AFTER: Hmm, what year was this made?  2004?  The ex-President, Monroe Cole, keeps comparing himself to Pres. Clinton, but there's no mention of George W. Bush.  Is he supposed to be a Bush analog?  I think that Bush senior came from Maine, no?  But W. always claimed Texas as his home state.  Oh, well, I guess this is just a fictional president, and we're supposed to leave it at that.

This President Cole got divorced while in his 2nd term (something that's never happened, Reagan was the only divorced President, and that was years before taking office) and his wife got the house in Maryland, so he takes up residence in their Maine summer home.  The locals approach him after the death of the mayor, and convince him to run for the office, which would conveniently also establish his residency there, so his ex-wife can't claim that home also.

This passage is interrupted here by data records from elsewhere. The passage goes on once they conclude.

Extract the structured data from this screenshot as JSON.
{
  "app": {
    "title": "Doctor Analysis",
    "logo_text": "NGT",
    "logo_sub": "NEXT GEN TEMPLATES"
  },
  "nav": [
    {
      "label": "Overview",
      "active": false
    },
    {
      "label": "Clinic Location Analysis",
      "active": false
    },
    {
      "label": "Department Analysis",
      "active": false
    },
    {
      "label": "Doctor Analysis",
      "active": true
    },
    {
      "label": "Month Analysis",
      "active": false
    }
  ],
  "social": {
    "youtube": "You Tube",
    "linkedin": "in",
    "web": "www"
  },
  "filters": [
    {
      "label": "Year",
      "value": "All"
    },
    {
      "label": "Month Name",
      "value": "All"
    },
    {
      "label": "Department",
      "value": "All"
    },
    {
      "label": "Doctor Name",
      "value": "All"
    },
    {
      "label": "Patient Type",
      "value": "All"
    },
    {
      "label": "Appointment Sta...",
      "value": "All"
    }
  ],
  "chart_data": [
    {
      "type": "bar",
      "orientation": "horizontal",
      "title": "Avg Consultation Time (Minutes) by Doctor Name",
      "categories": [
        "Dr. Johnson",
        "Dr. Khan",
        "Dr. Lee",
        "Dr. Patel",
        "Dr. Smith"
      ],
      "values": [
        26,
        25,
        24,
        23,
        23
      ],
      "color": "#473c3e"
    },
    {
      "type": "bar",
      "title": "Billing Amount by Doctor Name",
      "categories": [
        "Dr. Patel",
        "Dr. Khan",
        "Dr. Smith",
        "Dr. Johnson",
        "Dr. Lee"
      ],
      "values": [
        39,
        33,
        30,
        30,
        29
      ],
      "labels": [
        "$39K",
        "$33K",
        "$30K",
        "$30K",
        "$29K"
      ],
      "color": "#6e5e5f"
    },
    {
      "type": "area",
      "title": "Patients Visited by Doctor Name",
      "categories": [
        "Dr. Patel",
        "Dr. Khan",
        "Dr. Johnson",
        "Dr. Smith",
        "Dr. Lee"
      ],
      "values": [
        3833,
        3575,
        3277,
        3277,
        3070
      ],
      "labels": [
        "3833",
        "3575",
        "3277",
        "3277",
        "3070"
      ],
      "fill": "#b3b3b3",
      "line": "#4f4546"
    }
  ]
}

This sets up a contest with a local hardware store owner who's also asked to run, and for good measure there's also a love triangle, with the President eyeing his girlfriend, and she plays along since the hardware guy is reluctant to propose.  It's all a convenient enough set-up for conflict, but it never gets really nasty, like things did in "The Campaign".  And in that case, nasty was funny.

Since the rivalry instead toggles between respectful and friendly (except in a rare instance), this sort of never rises above a pleasant-enough character study.  Or maybe it was created more as a writing exercise, since at the start of their conflict they both want to win the election, and then because of some plot contrivances, at the end neither seems to want the position. 

NITPICK POINT: The first of several character u-turns is the most jarring - the ex-President mentions that he's looking forward to relaxing in the country, putting his feet up and reading the newspaper without being disturbed - yet he leaps at the first chance to get back into the political game.  Was he lying or just being inconsistent?  Then he's mulling over speaking fees, book deals, and honorary degrees, all of which may be typical for a retired President, but those lucrative plans are immediately scrapped in favor of a mayoral position that probably pays relatively little.  Huh? 

Also starring Ray Romano (last seen in "Funny People"), Maura Tierney (last seen in "Forces of Nature"), Marcia Gay Harden (last seen in "American Dreamz"), Christine Baranski (last seen in "Reversal of Fortune"), Rip Torn (last not-seen in "Men in Black 3"), Fred Savage, with a cameo from Edward Herrmann (last seen in "Intolerable Cruelty").